= Kensico, New York =

Former hamlet in New York

Kensico is a former hamlet in central Westchester County, New York. It was relocated and flooded to build the Kensico Reservoir, one of the central storage reservoirs for the New York City Reservoir system.

Neighboring towns and hamlets included North Castle, Mount Pleasant, Chappaqua, Valhalla, Armonk, and White Plains.

==History==

Kensico was named after the Siwanoy Indian chief, Coken-se-co, a signatory of the deed for the city of White Plains. Prior to the town being flooded and removed from existence, Kensico was a stop on the Harlem Line out of Grand Central Terminal in New York City, shortly north of the White Plains stop. It was also one of three settlements in the area, Kenisco, Wright's Mills, and Davis Brook.

In 1845, residents of Kensico, about 2.5 miles away from Davis Brook, successfully appealed to change the name of the railroad station at Davis Brook to Kensico.

The hamlet, located in a valley between two larger mountains, featured a large red mill in its center, portions of the Bronx and Byram Rivers, and a Methodist Episcopal church.

Despite being a sleepy farming village in Westchester, the town had some reputation for quirky controversy.
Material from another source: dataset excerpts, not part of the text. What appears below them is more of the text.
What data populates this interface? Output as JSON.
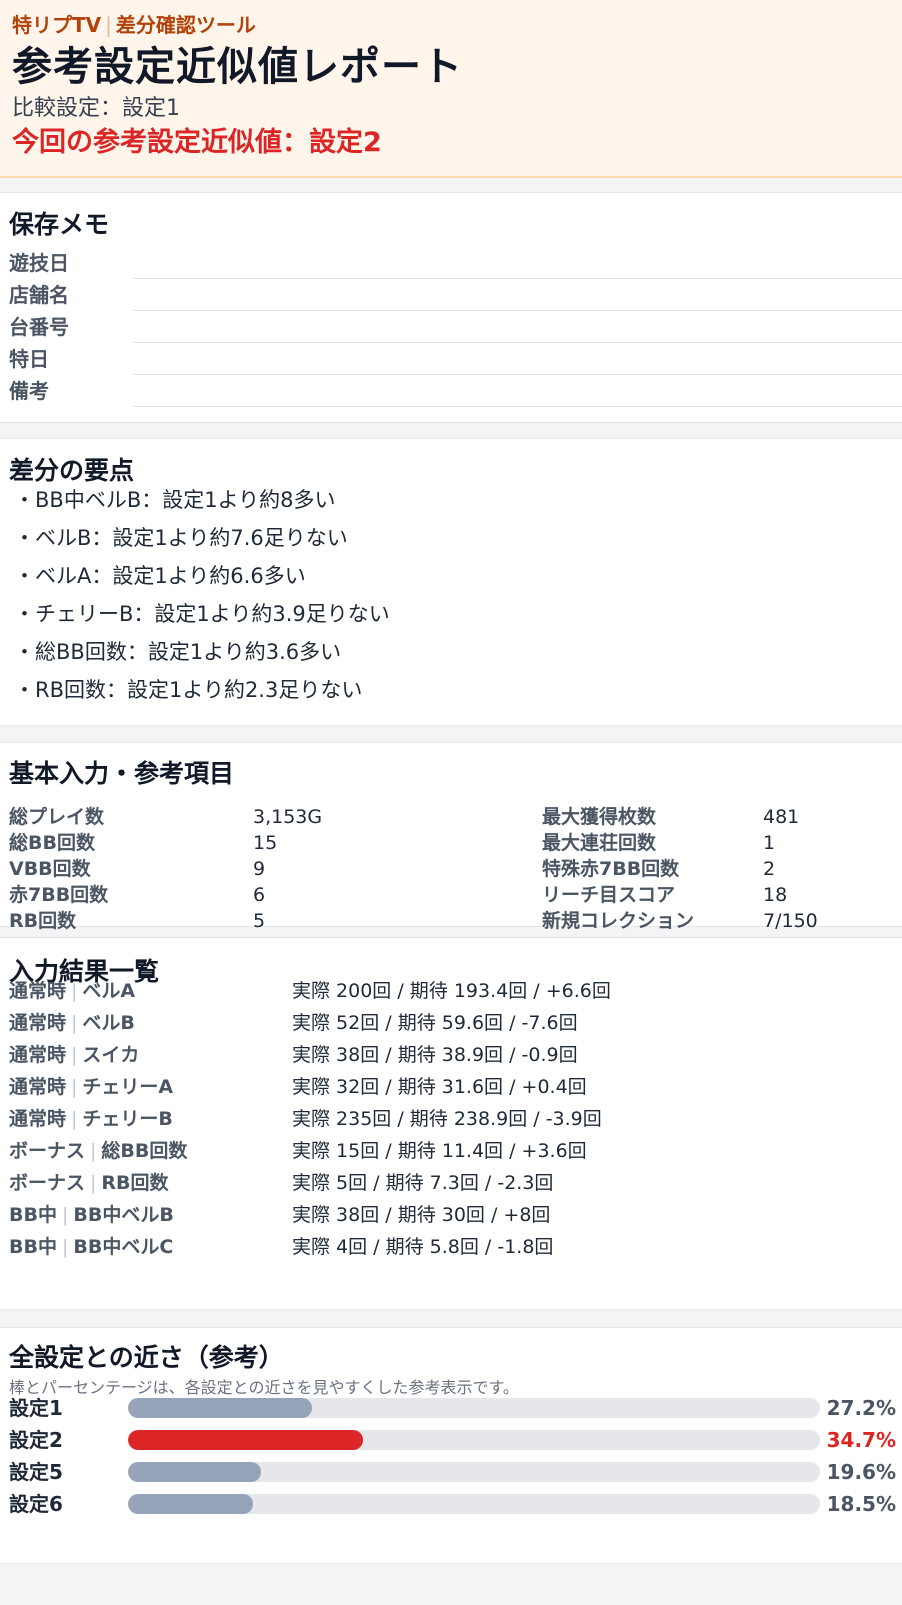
{
  "header": {
    "brand": "特リプTV",
    "tool": "差分確認ツール",
    "title": "参考設定近似値レポート",
    "compare": "比較設定：設定1",
    "result": "今回の参考設定近似値：設定2"
  },
  "memo": {
    "title": "保存メモ",
    "fields": [
      {
        "label": "遊技日",
        "value": ""
      },
      {
        "label": "店舗名",
        "value": ""
      },
      {
        "label": "台番号",
        "value": ""
      },
      {
        "label": "特日",
        "value": ""
      },
      {
        "label": "備考",
        "value": ""
      }
    ]
  },
  "points": {
    "title": "差分の要点",
    "items": [
      "・BB中ベルB：設定1より約8多い",
      "・ベルB：設定1より約7.6足りない",
      "・ベルA：設定1より約6.6多い",
      "・チェリーB：設定1より約3.9足りない",
      "・総BB回数：設定1より約3.6多い",
      "・RB回数：設定1より約2.3足りない"
    ]
  },
  "basic": {
    "title": "基本入力・参考項目",
    "left": [
      {
        "label": "総プレイ数",
        "value": "3,153G"
      },
      {
        "label": "総BB回数",
        "value": "15"
      },
      {
        "label": "VBB回数",
        "value": "9"
      },
      {
        "label": "赤7BB回数",
        "value": "6"
      },
      {
        "label": "RB回数",
        "value": "5"
      }
    ],
    "right": [
      {
        "label": "最大獲得枚数",
        "value": "481"
      },
      {
        "label": "最大連荘回数",
        "value": "1"
      },
      {
        "label": "特殊赤7BB回数",
        "value": "2"
      },
      {
        "label": "リーチ目スコア",
        "value": "18"
      },
      {
        "label": "新規コレクション",
        "value": "7/150"
      }
    ]
  },
  "results": {
    "title": "入力結果一覧",
    "rows": [
      {
        "group": "通常時",
        "item": "ベルA",
        "value": "実際 200回 / 期待 193.4回 / +6.6回"
      },
      {
        "group": "通常時",
        "item": "ベルB",
        "value": "実際 52回 / 期待 59.6回 / -7.6回"
      },
      {
        "group": "通常時",
        "item": "スイカ",
        "value": "実際 38回 / 期待 38.9回 / -0.9回"
      },
      {
        "group": "通常時",
        "item": "チェリーA",
        "value": "実際 32回 / 期待 31.6回 / +0.4回"
      },
      {
        "group": "通常時",
        "item": "チェリーB",
        "value": "実際 235回 / 期待 238.9回 / -3.9回"
      },
      {
        "group": "ボーナス",
        "item": "総BB回数",
        "value": "実際 15回 / 期待 11.4回 / +3.6回"
      },
      {
        "group": "ボーナス",
        "item": "RB回数",
        "value": "実際 5回 / 期待 7.3回 / -2.3回"
      },
      {
        "group": "BB中",
        "item": "BB中ベルB",
        "value": "実際 38回 / 期待 30回 / +8回"
      },
      {
        "group": "BB中",
        "item": "BB中ベルC",
        "value": "実際 4回 / 期待 5.8回 / -1.8回"
      }
    ]
  },
  "closeness": {
    "title": "全設定との近さ（参考）",
    "note": "棒とパーセンテージは、各設定との近さを見やすくした参考表示です。",
    "highlight_color": "#dc2626",
    "normal_color": "#94a3b8",
    "rows": [
      {
        "label": "設定1",
        "pct_text": "27.2%",
        "level": 27.2,
        "highlight": false
      },
      {
        "label": "設定2",
        "pct_text": "34.7%",
        "level": 34.7,
        "highlight": true
      },
      {
        "label": "設定5",
        "pct_text": "19.6%",
        "level": 19.6,
        "highlight": false
      },
      {
        "label": "設定6",
        "pct_text": "18.5%",
        "level": 18.5,
        "highlight": false
      }
    ]
  }
}
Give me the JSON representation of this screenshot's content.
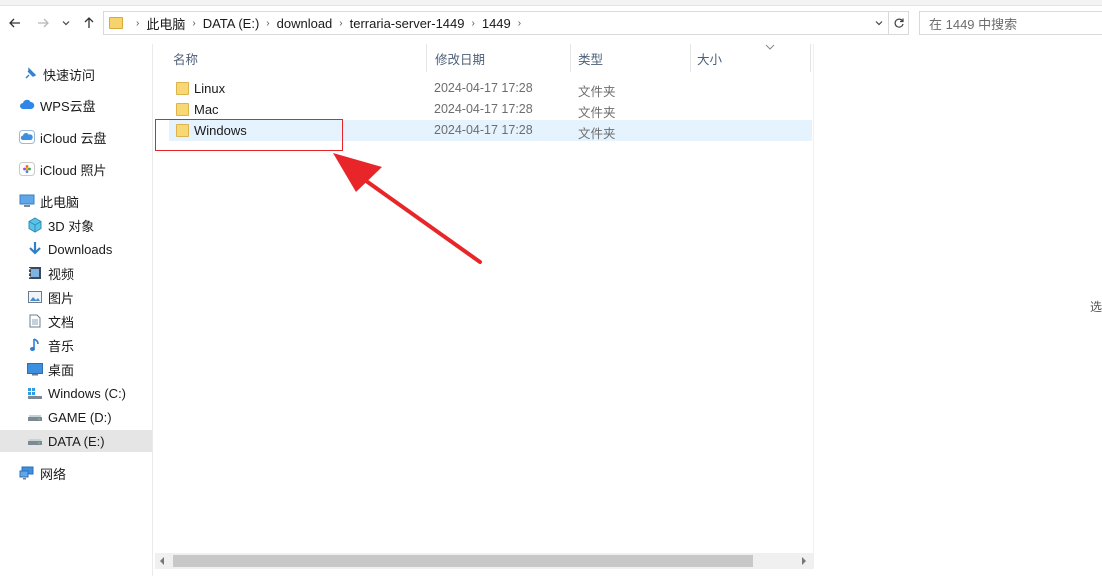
{
  "nav": {
    "back_icon": "arrow-left-icon",
    "forward_icon": "arrow-right-icon",
    "recent_icon": "chevron-down-icon",
    "up_icon": "arrow-up-icon"
  },
  "address": {
    "breadcrumbs": [
      "此电脑",
      "DATA (E:)",
      "download",
      "terraria-server-1449",
      "1449"
    ]
  },
  "search": {
    "placeholder": "在 1449 中搜索"
  },
  "sidebar": {
    "items": [
      {
        "label": "快速访问",
        "icon": "pin-icon"
      },
      {
        "label": "WPS云盘",
        "icon": "cloud-icon"
      },
      {
        "label": "iCloud 云盘",
        "icon": "icloud-icon"
      },
      {
        "label": "iCloud 照片",
        "icon": "photos-icon"
      },
      {
        "label": "此电脑",
        "icon": "computer-icon"
      },
      {
        "label": "3D 对象",
        "icon": "cube-icon"
      },
      {
        "label": "Downloads",
        "icon": "download-icon"
      },
      {
        "label": "视频",
        "icon": "video-icon"
      },
      {
        "label": "图片",
        "icon": "picture-icon"
      },
      {
        "label": "文档",
        "icon": "document-icon"
      },
      {
        "label": "音乐",
        "icon": "music-icon"
      },
      {
        "label": "桌面",
        "icon": "desktop-icon"
      },
      {
        "label": "Windows (C:)",
        "icon": "windows-drive-icon"
      },
      {
        "label": "GAME (D:)",
        "icon": "drive-icon"
      },
      {
        "label": "DATA (E:)",
        "icon": "drive-icon"
      },
      {
        "label": "网络",
        "icon": "network-icon"
      }
    ]
  },
  "columns": {
    "name": "名称",
    "date": "修改日期",
    "type": "类型",
    "size": "大小"
  },
  "files": [
    {
      "name": "Linux",
      "date": "2024-04-17 17:28",
      "type": "文件夹"
    },
    {
      "name": "Mac",
      "date": "2024-04-17 17:28",
      "type": "文件夹"
    },
    {
      "name": "Windows",
      "date": "2024-04-17 17:28",
      "type": "文件夹"
    }
  ],
  "side_stub": "选",
  "colors": {
    "accent": "#0078d4",
    "selection": "#e5f3ff",
    "annotation": "#e8262a",
    "folder": "#f8d775"
  }
}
In 1882, storeowner Albert Montfort was found murdered in his store. The apparent weapon an axe, and his murderer was never found. On June 16, 1884, four intoxicated workers from the new dam entered the Joseph Reed Hotel and assaulted the bartender - two were arrested and two escaped after returning to Grand Central Terminal in New York City. On November 6, 1884, farmer John Donnelly died from mysterious injuries he obtained after a day of drunken carousing, his injuries presumably inflicted by a group of highwaymen who attacked him for unclear reasons.

Initial construction of the Kensico Dam began in 1881, however, plans were expanded which ultimately required the annexation of all of the land in the town. Property from the entire town was purchased for approximately $92,000, with the largest award of $24,000 being paid to the estate of Joseph Warren Tompkins for the destruction of his mill. Frank Tilford was paid $19,135 for the destruction of his stock and dairy farm on Big Rye Pond. The Westchester Ice Company was compensated $9,592 for the destruction of their facilities in Kensico. Compensation for the property was overseen by lawyer Henry T. Dykman.

Some protests were seen as the town was cleared for the reservoir. On April 1, 1893, hotel owner William Ackerly (owner of the Brookside Hotel) protested the mandatory evacuation by refusing to leave his property. Henry Dykman, Sheriff John Duffy, and Deputy Sheriff John Verplank then proceeded to remove Ackerly's belongings, leaving them outside. Ultimately, Ackerly and other townspeople evacuated their homes. On March 29, 1893, Commissioner of Public Works Daly began burning houses, barns, outhouses, and other potential sources of contamination in his 'war against microbes'.

The final water tunnel leading to Kensico broke ground on December 29, 1893. On August 22, 1895, about 500 Italian laborers working on the tunnel went on strike against their employer, John McQuade. The final Kensico Dam was built between 1913 and 1917, at an estimated cost of about $15,000,000, ultimately forming the Kensico Reservoir.